The chances of coach Mark Rudan staying at the Wellington Phoenix beyond this season is becoming a 50-50 scenario.
And that's probably at best.
It's an unusual situation, as Rudan is contracted until the end of next season.
But it's reality — for a number of reasons — and could overshadow the rest of the campaign.
Rudan needs to find a way to resolve a difficult domestic situation — isolated from his family across the Tasman — and also wants to see greater commitment and ambition from the Phoenix into the future, saying on Thursday that if there are not improvements, "then I won't be here".
While one Australian bookmaker has already paid out on the Phoenix making the finals, for only the second time in seven seasons, the odds also appear to be diminishing on the 43-year-old being in Wellington for the second year of his contract.
When asked about his future on Thursday, Rudan was initially reluctant to discuss it. He refused to commit to being in the capital next year, perhaps understandable as negotiations are ongoing.
But he also wouldn't comment on speculation that has linked him to the head coach role at the new Western Melbourne franchise, essentially being unable to rule out going there.
"I respect your question," said Rudan, when asked about his commitment for next season. "I think I have spoken enough about it. There is enough dialogue going on between myself and the football club and at the right time we will speak about that. I hope you respect my side of things as well.
"I've heard the club's [view] and I am going to be hearing more from them at the same time I am putting forward my case, I've made it quite clear."
At the forefront of Rudan's mind is his family, living more than 2,000 kilometres away in Sydney.
"I've got a personal situation I have to resolve and pretty soon as well," said Rudan. "I've got two teenage kids who need their Dad around and Dad needs them around too. But I bought into this and we've made a decision. But I also said [before] that if I thought it was going to be this hard I probably wouldn't have taken this on…that's reality."
Rudan also indicated he wants to see evidence that the Phoenix can become an A League heavyweight.
The club has always been run on a tighter budget than many other A League teams, with a smaller backroom staff and thinner resources. That has changed positively this season, but would need to move significantly to compare with Sydney FC, Perth Glory or Friday's opponent Melbourne Victory.

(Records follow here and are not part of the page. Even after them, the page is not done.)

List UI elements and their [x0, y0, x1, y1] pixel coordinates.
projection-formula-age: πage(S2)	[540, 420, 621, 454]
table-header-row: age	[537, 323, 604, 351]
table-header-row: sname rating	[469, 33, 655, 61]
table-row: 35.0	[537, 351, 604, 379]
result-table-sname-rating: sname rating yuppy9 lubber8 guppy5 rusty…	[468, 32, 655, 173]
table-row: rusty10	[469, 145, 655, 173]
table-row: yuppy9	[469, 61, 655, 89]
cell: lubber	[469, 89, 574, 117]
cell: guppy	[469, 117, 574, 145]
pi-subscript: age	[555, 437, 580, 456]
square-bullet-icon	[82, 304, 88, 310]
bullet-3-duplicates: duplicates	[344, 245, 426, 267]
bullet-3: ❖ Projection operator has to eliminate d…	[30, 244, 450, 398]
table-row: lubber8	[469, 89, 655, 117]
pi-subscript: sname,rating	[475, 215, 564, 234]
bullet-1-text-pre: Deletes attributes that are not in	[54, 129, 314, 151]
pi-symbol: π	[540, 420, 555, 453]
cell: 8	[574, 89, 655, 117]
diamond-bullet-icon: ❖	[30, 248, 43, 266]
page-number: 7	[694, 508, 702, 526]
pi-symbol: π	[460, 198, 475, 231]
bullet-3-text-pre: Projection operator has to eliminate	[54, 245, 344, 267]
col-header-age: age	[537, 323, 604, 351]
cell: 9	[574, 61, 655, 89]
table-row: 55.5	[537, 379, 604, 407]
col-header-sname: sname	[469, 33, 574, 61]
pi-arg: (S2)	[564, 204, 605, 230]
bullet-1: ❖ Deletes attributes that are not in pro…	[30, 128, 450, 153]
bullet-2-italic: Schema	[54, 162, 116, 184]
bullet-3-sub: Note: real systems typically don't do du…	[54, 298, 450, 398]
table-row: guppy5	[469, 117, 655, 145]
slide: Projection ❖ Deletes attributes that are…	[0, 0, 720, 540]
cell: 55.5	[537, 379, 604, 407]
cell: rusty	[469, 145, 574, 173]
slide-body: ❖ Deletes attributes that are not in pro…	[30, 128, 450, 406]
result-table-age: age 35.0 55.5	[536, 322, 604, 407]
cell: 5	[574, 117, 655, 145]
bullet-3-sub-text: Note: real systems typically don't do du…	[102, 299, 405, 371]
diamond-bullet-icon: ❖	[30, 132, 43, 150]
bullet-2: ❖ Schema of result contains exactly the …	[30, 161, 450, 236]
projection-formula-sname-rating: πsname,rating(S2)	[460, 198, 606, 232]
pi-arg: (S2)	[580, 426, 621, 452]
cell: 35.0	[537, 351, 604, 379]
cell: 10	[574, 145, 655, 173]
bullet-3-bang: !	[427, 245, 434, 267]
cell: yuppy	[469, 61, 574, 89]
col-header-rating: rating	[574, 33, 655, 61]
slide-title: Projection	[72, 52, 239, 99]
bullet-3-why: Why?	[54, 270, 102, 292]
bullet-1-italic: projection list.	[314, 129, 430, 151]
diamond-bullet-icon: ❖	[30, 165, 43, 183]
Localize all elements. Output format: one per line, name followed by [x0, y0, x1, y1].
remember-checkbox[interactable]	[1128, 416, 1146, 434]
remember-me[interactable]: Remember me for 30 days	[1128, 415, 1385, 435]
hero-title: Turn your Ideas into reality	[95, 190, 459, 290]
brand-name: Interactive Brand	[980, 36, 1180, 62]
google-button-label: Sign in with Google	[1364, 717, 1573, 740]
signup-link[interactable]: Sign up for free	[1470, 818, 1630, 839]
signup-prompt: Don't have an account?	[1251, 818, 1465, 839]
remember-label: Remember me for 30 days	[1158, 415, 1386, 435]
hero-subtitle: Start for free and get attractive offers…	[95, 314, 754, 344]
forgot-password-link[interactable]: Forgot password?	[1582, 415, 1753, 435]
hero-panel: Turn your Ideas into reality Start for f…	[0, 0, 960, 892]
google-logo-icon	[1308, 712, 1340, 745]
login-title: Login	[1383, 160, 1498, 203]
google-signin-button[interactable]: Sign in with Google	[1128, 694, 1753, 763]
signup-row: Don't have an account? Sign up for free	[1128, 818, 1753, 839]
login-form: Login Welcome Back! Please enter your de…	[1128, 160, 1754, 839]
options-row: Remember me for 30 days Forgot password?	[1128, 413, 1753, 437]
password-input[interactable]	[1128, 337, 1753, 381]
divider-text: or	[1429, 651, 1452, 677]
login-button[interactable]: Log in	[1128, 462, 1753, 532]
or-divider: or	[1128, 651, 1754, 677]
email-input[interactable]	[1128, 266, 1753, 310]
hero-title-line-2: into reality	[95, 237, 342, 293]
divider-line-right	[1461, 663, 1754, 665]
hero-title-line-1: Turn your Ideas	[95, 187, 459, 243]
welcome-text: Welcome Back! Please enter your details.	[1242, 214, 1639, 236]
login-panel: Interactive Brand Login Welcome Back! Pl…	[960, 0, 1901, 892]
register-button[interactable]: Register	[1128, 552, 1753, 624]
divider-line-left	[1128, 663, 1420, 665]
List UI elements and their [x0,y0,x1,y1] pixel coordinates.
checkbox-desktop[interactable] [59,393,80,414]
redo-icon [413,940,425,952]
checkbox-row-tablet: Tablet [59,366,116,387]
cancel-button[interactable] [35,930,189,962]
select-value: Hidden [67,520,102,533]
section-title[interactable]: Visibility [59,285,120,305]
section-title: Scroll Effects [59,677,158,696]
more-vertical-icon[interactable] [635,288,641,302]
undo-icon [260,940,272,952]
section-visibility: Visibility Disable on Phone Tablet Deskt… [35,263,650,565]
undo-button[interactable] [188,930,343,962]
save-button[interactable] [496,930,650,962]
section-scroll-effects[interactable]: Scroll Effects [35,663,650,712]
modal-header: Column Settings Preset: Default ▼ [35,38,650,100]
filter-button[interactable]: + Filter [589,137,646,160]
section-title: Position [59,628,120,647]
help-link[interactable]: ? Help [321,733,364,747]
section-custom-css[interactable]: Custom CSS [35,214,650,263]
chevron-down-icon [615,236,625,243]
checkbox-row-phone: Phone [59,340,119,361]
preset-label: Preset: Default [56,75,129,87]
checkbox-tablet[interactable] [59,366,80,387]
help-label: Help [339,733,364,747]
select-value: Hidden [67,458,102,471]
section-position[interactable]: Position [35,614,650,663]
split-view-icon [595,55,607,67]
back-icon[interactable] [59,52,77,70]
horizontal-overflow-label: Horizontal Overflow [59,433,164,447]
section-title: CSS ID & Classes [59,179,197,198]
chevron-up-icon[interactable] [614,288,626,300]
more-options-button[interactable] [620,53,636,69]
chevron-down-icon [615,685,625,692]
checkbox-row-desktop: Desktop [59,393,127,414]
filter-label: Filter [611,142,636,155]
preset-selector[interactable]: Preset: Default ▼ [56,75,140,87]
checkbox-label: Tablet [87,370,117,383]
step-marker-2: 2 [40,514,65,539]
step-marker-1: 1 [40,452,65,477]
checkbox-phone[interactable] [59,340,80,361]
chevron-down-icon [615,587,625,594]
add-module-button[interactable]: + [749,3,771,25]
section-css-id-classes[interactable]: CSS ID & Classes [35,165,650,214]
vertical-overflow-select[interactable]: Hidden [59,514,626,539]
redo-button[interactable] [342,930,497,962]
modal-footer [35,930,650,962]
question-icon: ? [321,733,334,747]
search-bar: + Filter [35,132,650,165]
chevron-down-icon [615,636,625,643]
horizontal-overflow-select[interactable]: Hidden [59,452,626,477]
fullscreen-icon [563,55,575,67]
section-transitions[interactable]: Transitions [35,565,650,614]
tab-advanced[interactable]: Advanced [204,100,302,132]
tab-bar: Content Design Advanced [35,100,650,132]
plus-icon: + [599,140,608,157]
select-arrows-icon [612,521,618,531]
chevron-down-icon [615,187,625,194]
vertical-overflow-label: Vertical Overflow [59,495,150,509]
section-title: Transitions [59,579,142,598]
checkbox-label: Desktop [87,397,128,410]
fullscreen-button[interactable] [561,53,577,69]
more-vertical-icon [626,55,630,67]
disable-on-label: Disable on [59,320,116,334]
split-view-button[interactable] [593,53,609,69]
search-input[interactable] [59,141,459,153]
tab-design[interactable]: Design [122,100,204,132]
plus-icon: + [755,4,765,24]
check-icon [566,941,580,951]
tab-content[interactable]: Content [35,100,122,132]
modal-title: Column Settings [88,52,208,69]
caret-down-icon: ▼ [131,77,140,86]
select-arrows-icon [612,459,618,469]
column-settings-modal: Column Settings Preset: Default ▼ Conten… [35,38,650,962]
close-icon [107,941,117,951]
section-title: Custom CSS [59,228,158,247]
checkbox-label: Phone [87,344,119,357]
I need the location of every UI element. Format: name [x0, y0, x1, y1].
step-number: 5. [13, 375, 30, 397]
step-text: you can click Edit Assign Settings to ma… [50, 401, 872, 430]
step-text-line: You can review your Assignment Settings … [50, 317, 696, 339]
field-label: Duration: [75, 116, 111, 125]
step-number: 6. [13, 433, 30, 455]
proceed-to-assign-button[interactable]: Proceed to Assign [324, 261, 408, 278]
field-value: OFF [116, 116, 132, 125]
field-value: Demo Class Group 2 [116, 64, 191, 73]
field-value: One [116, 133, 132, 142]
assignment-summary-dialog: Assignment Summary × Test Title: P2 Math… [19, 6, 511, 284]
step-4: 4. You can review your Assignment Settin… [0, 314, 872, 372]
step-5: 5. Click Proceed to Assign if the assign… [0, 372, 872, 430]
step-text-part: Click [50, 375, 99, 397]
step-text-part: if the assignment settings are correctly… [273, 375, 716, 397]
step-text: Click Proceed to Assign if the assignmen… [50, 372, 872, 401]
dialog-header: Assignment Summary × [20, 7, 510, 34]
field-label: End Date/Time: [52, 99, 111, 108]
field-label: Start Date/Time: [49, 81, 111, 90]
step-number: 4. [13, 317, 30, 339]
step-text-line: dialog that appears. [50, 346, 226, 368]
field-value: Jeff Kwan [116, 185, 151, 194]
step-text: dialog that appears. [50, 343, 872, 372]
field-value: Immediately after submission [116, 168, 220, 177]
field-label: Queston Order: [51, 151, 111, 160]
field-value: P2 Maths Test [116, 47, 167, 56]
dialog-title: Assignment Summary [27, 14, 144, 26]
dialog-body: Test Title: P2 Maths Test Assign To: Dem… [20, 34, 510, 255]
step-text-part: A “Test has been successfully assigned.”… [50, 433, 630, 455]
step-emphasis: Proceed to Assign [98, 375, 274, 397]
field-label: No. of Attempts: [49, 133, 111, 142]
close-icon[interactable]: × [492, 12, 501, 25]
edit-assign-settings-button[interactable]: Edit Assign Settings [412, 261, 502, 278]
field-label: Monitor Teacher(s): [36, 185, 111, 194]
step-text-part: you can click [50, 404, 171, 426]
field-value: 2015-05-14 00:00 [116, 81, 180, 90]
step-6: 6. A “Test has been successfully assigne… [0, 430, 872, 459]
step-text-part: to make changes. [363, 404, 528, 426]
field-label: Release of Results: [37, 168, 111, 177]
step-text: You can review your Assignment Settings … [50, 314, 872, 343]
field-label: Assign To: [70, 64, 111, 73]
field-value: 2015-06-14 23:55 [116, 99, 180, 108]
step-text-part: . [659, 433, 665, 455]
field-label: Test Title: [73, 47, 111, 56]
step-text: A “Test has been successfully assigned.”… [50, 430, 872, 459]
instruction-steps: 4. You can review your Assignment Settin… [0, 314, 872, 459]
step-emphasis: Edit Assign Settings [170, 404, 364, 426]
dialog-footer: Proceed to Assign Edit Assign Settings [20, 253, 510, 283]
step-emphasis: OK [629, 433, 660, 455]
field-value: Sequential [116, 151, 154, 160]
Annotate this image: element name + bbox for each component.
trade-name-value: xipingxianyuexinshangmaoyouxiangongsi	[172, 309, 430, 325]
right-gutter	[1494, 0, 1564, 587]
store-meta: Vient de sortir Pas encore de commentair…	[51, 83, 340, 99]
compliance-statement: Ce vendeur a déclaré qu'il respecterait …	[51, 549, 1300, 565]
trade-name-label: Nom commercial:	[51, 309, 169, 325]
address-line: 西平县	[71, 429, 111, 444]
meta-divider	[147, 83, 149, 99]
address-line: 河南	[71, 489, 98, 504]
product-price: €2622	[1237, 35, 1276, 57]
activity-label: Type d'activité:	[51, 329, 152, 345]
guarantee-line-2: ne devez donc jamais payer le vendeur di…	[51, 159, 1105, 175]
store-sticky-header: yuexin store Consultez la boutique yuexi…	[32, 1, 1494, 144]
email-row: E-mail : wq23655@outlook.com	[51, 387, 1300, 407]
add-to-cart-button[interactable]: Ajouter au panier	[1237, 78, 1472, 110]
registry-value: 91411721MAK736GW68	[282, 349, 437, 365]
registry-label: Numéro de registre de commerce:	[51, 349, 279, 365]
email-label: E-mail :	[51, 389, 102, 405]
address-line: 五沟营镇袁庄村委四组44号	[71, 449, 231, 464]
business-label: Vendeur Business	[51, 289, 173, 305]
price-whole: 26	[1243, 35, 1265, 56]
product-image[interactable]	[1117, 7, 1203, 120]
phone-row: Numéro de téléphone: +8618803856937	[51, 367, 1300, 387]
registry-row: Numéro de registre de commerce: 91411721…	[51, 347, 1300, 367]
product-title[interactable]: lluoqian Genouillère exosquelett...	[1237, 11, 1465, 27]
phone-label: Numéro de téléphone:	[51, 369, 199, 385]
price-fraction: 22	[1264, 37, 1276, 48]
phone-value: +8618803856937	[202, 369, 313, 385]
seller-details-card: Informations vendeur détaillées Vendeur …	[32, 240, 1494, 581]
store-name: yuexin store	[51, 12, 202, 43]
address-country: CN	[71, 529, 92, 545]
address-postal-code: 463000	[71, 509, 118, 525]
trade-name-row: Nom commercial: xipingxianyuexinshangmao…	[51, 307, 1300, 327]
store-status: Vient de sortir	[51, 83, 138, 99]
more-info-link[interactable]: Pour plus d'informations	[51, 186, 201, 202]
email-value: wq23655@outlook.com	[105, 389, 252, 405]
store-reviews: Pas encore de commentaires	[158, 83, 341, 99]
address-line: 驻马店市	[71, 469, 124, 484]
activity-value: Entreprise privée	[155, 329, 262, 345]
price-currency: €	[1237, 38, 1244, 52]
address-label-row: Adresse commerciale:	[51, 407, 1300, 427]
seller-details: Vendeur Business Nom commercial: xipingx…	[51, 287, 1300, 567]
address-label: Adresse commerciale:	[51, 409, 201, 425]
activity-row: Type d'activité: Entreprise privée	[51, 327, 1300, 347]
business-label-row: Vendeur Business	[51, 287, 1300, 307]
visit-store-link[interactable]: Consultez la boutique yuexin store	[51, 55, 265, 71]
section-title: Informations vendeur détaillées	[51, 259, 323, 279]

"The club understands that I want a proper project, and I want to build on that," said Rudan. " I'm not going to sit back and rest on my laurels. If things that have been done in the past continue in that way, then I won't be here. They need to improve, everything needs to improve."
Both Phoenix chairman Rob Morrison and CEO David Dome have made comments in recent weeks espousing Rudan's personal integrity, with the underlying implication that it will be a key factor in him honouring the remainder of his deal, beyond a possible extension.
"Anyone who knows me will tell you the same thing [about integrity] but I keep saying, first and foremost, I am most honourable to my family," said Rudan. "Simple as that. And you can take that however you want, but that is the start of it and the end of it."
Beyond his personal situation, Rudan is fully focused on what looms as a massive game at Eden Park on Friday night.
The coach, who showed his methodical side by pacing out the stadium's pitch yesterday morning before training to check the dimensions, hopes the expected 20,000 crowd will create a difficult atmosphere for the Victory.
"They are quite parochial and vocal here in Auckland and hopefully the louder the better," said Rudan. "I am sick of tired of going to AAMI park and listening to their fans. They are one of the best [fan support] in the league so I'm hoping we can turn the table and make this loud and ugly for them [tonight]."